7. We are now asked to set aside the conviction on several grounds, of which the principal are that the proceedings are informal, because the person prosecuted was the Chairman of the Municipality, whereas the sanction accorded was for the prosecution of the Municipal Commissioners; that Sections 15 and 17 of the Factories Act refer only to persons immediately connected with a factory; that there is nothing to show that the Municipal Act is to be read with the Factories Act; that there is no provision of law authorising the prosecution of Municipal authorities, and that in any case neither the Municipality nor the Chairman can be held liable under the provisions of Section 17 of the Factories Act on the Magistrate's own finding, that the manager of the factory and the Municipality were jointly responsible for the obstruction which was the primary cause of the nuisance.

8. We may remark in passing that we are not prepared to say that the sanction did not sufficiently comply with the provisions of Section 15 of the Factories Act and even assuming it to be otherwise, the defect would, we think, be cured by the provisions of Section 537 of the Code of Criminal Procedure. It does not seem to us necessary to enter at length into a consideration of all the questions which have been raised before us, because we are clearly of opinion that assuming that the Municipal Committee or their Chairman could at all be made criminally liable under the provisions of Section 17 of the Factories Act, the conviction is unsustainable on the findings of the Magistrate.

9. It has been found that a special establishment of sweepers is maintained by the Municipality for the cleansing of the latrines of the mill, but that they receive an extra allowance from the mill for night work, and are required to report themselves during the night to the mill officers.
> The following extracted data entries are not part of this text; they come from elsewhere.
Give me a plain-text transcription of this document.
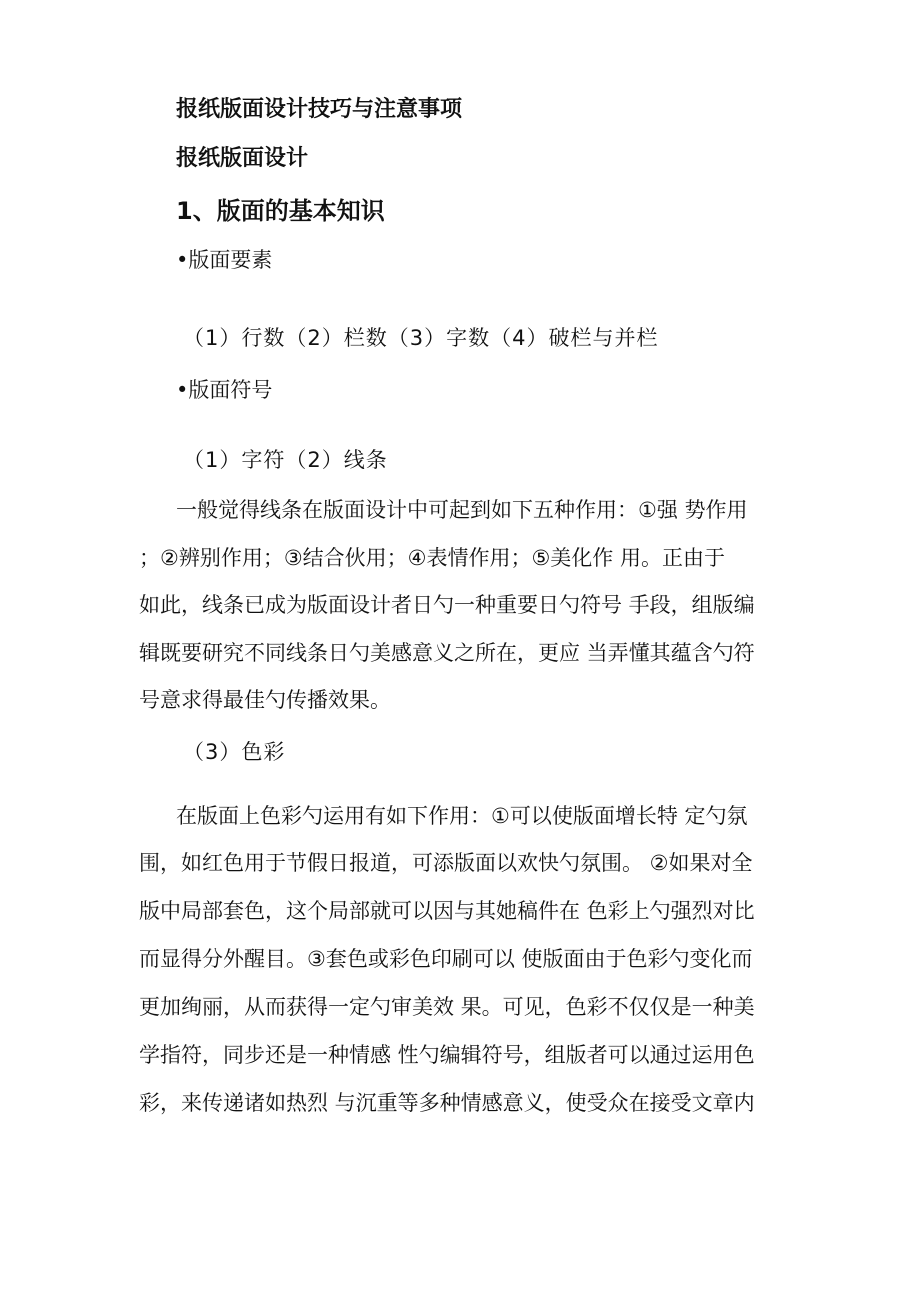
报纸版面设计技巧与注意事项
报纸版面设计
1、版面的基本知识
•版面要素
（1）行数（2）栏数（3）字数（4）破栏与并栏
•版面符号
（1）字符（2）线条
一般觉得线条在版面设计中可起到如下五种作用：①强 势作用
；②辨别作用；③结合伙用；④表情作用；⑤美化作 用。正由于
如此，线条已成为版面设计者日勺一种重要日勺符号 手段，组版编
辑既要研究不同线条日勺美感意义之所在，更应 当弄懂其蕴含勺符
号意求得最佳勺传播效果。
（3）色彩
在版面上色彩勺运用有如下作用：①可以使版面增长特 定勺氛
围，如红色用于节假日报道，可添版面以欢快勺氛围。 ②如果对全
版中局部套色，这个局部就可以因与其她稿件在 色彩上勺强烈对比
而显得分外醒目。③套色或彩色印刷可以 使版面由于色彩勺变化而
更加绚丽，从而获得一定勺审美效 果。可见，色彩不仅仅是一种美
学指符，同步还是一种情感 性勺编辑符号，组版者可以通过运用色
彩，来传递诸如热烈 与沉重等多种情感意义，使受众在接受文章内
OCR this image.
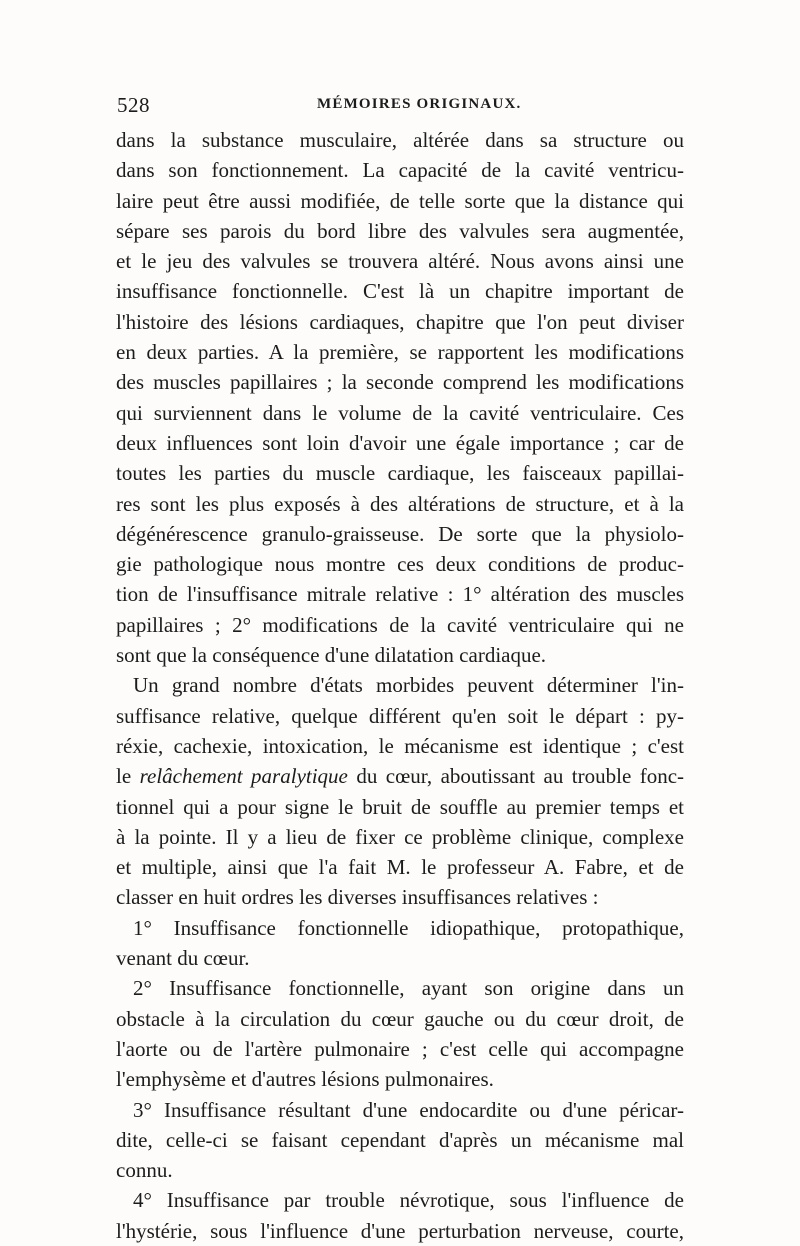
528	MÉMOIRES ORIGINAUX.
dans la substance musculaire, altérée dans sa structure ou
dans son fonctionnement. La capacité de la cavité ventricu-
laire peut être aussi modifiée, de telle sorte que la distance qui
sépare ses parois du bord libre des valvules sera augmentée,
et le jeu des valvules se trouvera altéré. Nous avons ainsi une
insuffisance fonctionnelle. C'est là un chapitre important de
l'histoire des lésions cardiaques, chapitre que l'on peut diviser
en deux parties. A la première, se rapportent les modifications
des muscles papillaires ; la seconde comprend les modifications
qui surviennent dans le volume de la cavité ventriculaire. Ces
deux influences sont loin d'avoir une égale importance ; car de
toutes les parties du muscle cardiaque, les faisceaux papillai-
res sont les plus exposés à des altérations de structure, et à la
dégénérescence granulo-graisseuse. De sorte que la physiolo-
gie pathologique nous montre ces deux conditions de produc-
tion de l'insuffisance mitrale relative : 1° altération des muscles
papillaires ; 2° modifications de la cavité ventriculaire qui ne
sont que la conséquence d'une dilatation cardiaque.
Un grand nombre d'états morbides peuvent déterminer l'in-
suffisance relative, quelque différent qu'en soit le départ : py-
réxie, cachexie, intoxication, le mécanisme est identique ; c'est
le relâchement paralytique du cœur, aboutissant au trouble fonc-
tionnel qui a pour signe le bruit de souffle au premier temps et
à la pointe. Il y a lieu de fixer ce problème clinique, complexe
et multiple, ainsi que l'a fait M. le professeur A. Fabre, et de
classer en huit ordres les diverses insuffisances relatives :
1° Insuffisance fonctionnelle idiopathique, protopathique,
venant du cœur.
2° Insuffisance fonctionnelle, ayant son origine dans un
obstacle à la circulation du cœur gauche ou du cœur droit, de
l'aorte ou de l'artère pulmonaire ; c'est celle qui accompagne
l'emphysème et d'autres lésions pulmonaires.
3° Insuffisance résultant d'une endocardite ou d'une péricar-
dite, celle-ci se faisant cependant d'après un mécanisme mal
connu.
4° Insuffisance par trouble névrotique, sous l'influence de
l'hystérie, sous l'influence d'une perturbation nerveuse, courte,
The Magistrate has held accordingly that the Municipality has undertaken the responsibility of keeping the latrine clean by day, and the mill that of keeping it clean by night. It has not been found that the establishment of sweepers provided by the Municipality is insufficient; but it has been found that neglect on the part of the sweepers brought about the direct cause of the nuisance, namely, the obstruction of the pipe between the cesspools, and that for that obstruction the mill and the Municipality are jointly responsible. The Magistrate has, however, here drawn a subtle distinction in which we are unable to follow him. He says that, although the mill and the Municipality are jointly responsible for that which caused the effluvia to arise, the Municipality must be held responsible for the arising of the effluvia, because the discovery of the effluvia by the inspecting officer took place in the day time, when it was the turn of the Municipality to keep the latrine clean. He goes on to deal with the question whether the occupier of the mill had knowledge of the existence of the nuisance, and he concludes with the proposition that though it is possible that the occupier was aware of it, the burden of proving this lay upon the Municipality,---a proposition which seems to us clearly erroneous.
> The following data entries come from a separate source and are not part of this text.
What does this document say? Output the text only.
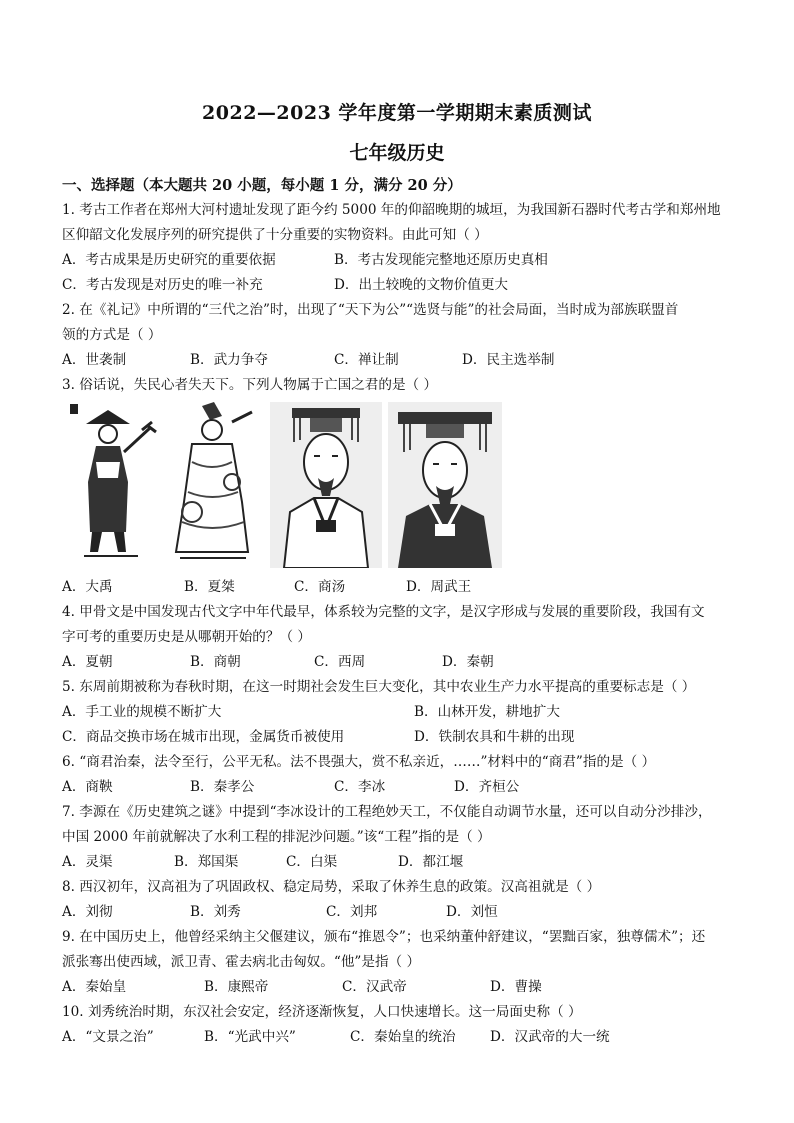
2022—2023 学年度第一学期期末素质测试
七年级历史
一、选择题（本大题共 20 小题，每小题 1 分，满分 20 分）
1. 考古工作者在郑州大河村遗址发现了距今约 5000 年的仰韶晚期的城垣，为我国新石器时代考古学和郑州地
区仰韶文化发展序列的研究提供了十分重要的实物资料。由此可知（ ）
A．考古成果是历史研究的重要依据	B．考古发现能完整地还原历史真相
C．考古发现是对历史的唯一补充	D．出土较晚的文物价值更大
2. 在《礼记》中所谓的“三代之治”时，出现了“天下为公”“选贤与能”的社会局面，当时成为部族联盟首
领的方式是（ ）
A．世袭制	B．武力争夺	C．禅让制	D．民主选举制
3. 俗话说，失民心者失天下。下列人物属于亡国之君的是（ ）
A．大禹	B．夏桀	C．商汤	D．周武王
4. 甲骨文是中国发现古代文字中年代最早，体系较为完整的文字，是汉字形成与发展的重要阶段，我国有文
字可考的重要历史是从哪朝开始的？（ ）
A．夏朝	B．商朝	C．西周	D．秦朝
5. 东周前期被称为春秋时期，在这一时期社会发生巨大变化，其中农业生产力水平提高的重要标志是（ ）
A．手工业的规模不断扩大	B．山林开发，耕地扩大
C．商品交换市场在城市出现，金属货币被使用	D．铁制农具和牛耕的出现
6. “商君治秦，法令至行，公平无私。法不畏强大，赏不私亲近，……”材料中的“商君”指的是（ ）
A．商鞅	B．秦孝公	C．李冰	D．齐桓公
7. 李源在《历史建筑之谜》中提到“李冰设计的工程绝妙天工，不仅能自动调节水量，还可以自动分沙排沙，
中国 2000 年前就解决了水利工程的排泥沙问题。”该“工程”指的是（ ）
A．灵渠	B．郑国渠	C．白渠	D．都江堰
8. 西汉初年，汉高祖为了巩固政权、稳定局势，采取了休养生息的政策。汉高祖就是（ ）
A．刘彻	B．刘秀	C．刘邦	D．刘恒
9. 在中国历史上，他曾经采纳主父偃建议，颁布“推恩令”；也采纳董仲舒建议，“罢黜百家，独尊儒术”；还
派张骞出使西域，派卫青、霍去病北击匈奴。“他”是指（ ）
A．秦始皇	B．康熙帝	C．汉武帝	D．曹操
10. 刘秀统治时期，东汉社会安定，经济逐渐恢复，人口快速增长。这一局面史称（ ）
A．“文景之治”	B．“光武中兴”	C．秦始皇的统治	D．汉武帝的大一统
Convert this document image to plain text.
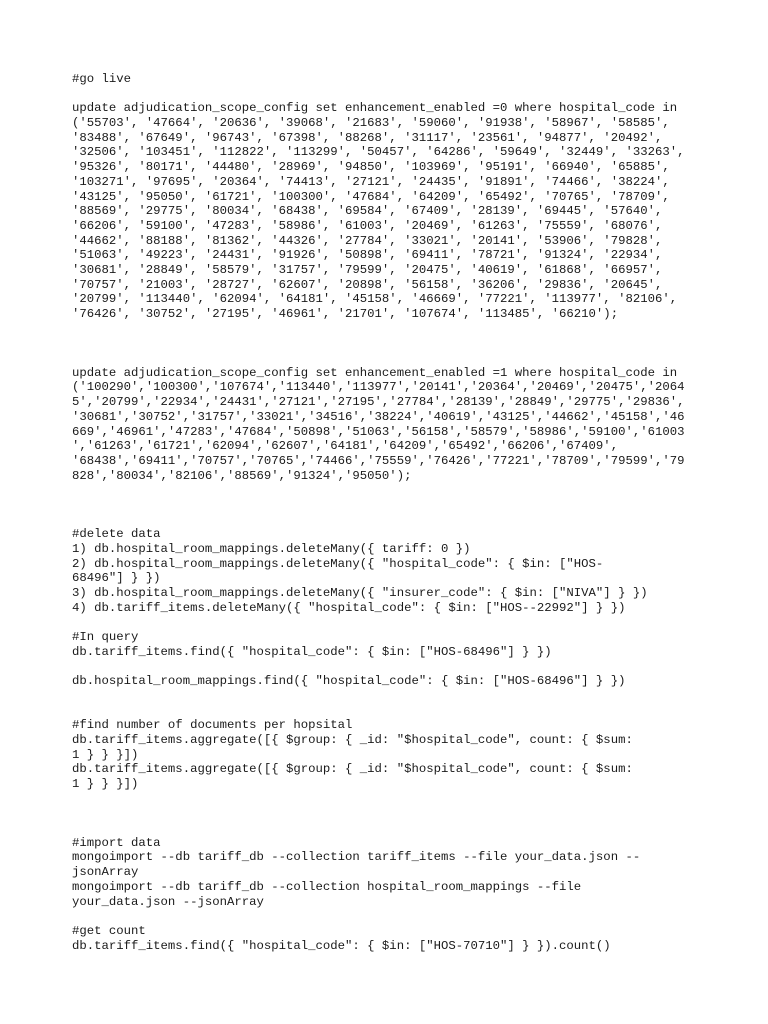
#go live
update adjudication_scope_config set enhancement_enabled =0 where hospital_code in
('55703', '47664', '20636', '39068', '21683', '59060', '91938', '58967', '58585',
'83488', '67649', '96743', '67398', '88268', '31117', '23561', '94877', '20492',
'32506', '103451', '112822', '113299', '50457', '64286', '59649', '32449', '33263',
'95326', '80171', '44480', '28969', '94850', '103969', '95191', '66940', '65885',
'103271', '97695', '20364', '74413', '27121', '24435', '91891', '74466', '38224',
'43125', '95050', '61721', '100300', '47684', '64209', '65492', '70765', '78709',
'88569', '29775', '80034', '68438', '69584', '67409', '28139', '69445', '57640',
'66206', '59100', '47283', '58986', '61003', '20469', '61263', '75559', '68076',
'44662', '88188', '81362', '44326', '27784', '33021', '20141', '53906', '79828',
'51063', '49223', '24431', '91926', '50898', '69411', '78721', '91324', '22934',
'30681', '28849', '58579', '31757', '79599', '20475', '40619', '61868', '66957',
'70757', '21003', '28727', '62607', '20898', '56158', '36206', '29836', '20645',
'20799', '113440', '62094', '64181', '45158', '46669', '77221', '113977', '82106',
'76426', '30752', '27195', '46961', '21701', '107674', '113485', '66210');
update adjudication_scope_config set enhancement_enabled =1 where hospital_code in
('100290','100300','107674','113440','113977','20141','20364','20469','20475','2064
5','20799','22934','24431','27121','27195','27784','28139','28849','29775','29836',
'30681','30752','31757','33021','34516','38224','40619','43125','44662','45158','46
669','46961','47283','47684','50898','51063','56158','58579','58986','59100','61003
','61263','61721','62094','62607','64181','64209','65492','66206','67409',
'68438','69411','70757','70765','74466','75559','76426','77221','78709','79599','79
828','80034','82106','88569','91324','95050');
#delete data
1) db.hospital_room_mappings.deleteMany({ tariff: 0 })
2) db.hospital_room_mappings.deleteMany({ "hospital_code": { $in: ["HOS-
68496"] } })
3) db.hospital_room_mappings.deleteMany({ "insurer_code": { $in: ["NIVA"] } })
4) db.tariff_items.deleteMany({ "hospital_code": { $in: ["HOS--22992"] } })
#In query
db.tariff_items.find({ "hospital_code": { $in: ["HOS-68496"] } })
db.hospital_room_mappings.find({ "hospital_code": { $in: ["HOS-68496"] } })
#find number of documents per hopsital
db.tariff_items.aggregate([{ $group: { _id: "$hospital_code", count: { $sum:
1 } } }])
db.tariff_items.aggregate([{ $group: { _id: "$hospital_code", count: { $sum:
1 } } }])
#import data
mongoimport --db tariff_db --collection tariff_items --file your_data.json --
jsonArray
mongoimport --db tariff_db --collection hospital_room_mappings --file
your_data.json --jsonArray
#get count
db.tariff_items.find({ "hospital_code": { $in: ["HOS-70710"] } }).count()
10. The provision of Section 17 of the Factories Act, by virtue of which this conviction has been had against the Chairman of the Municipality, is of a highly penal character and must be construed strictly in favour of the accused. We think that in order to fix liability on any person other than the occupier of a factory it is incumbent upon the latter to give the strictest proof of circumstances exonerating himself, and it is plain on the face of the section that the burden of proving absence of knowledge or consent on his part lies entirely upon him.

11. In the present case on the Magistrate's finding of joint responsibility the occupier is not discharged from his liability under Section 15 of the Factories Act and therefore the liability cannot be fixed on any other person. The conviction is for this reason unsustainable.

12. We accordingly set it aside, and direct that the tine, if realised, or so much thereof as may have been realised, be refunded.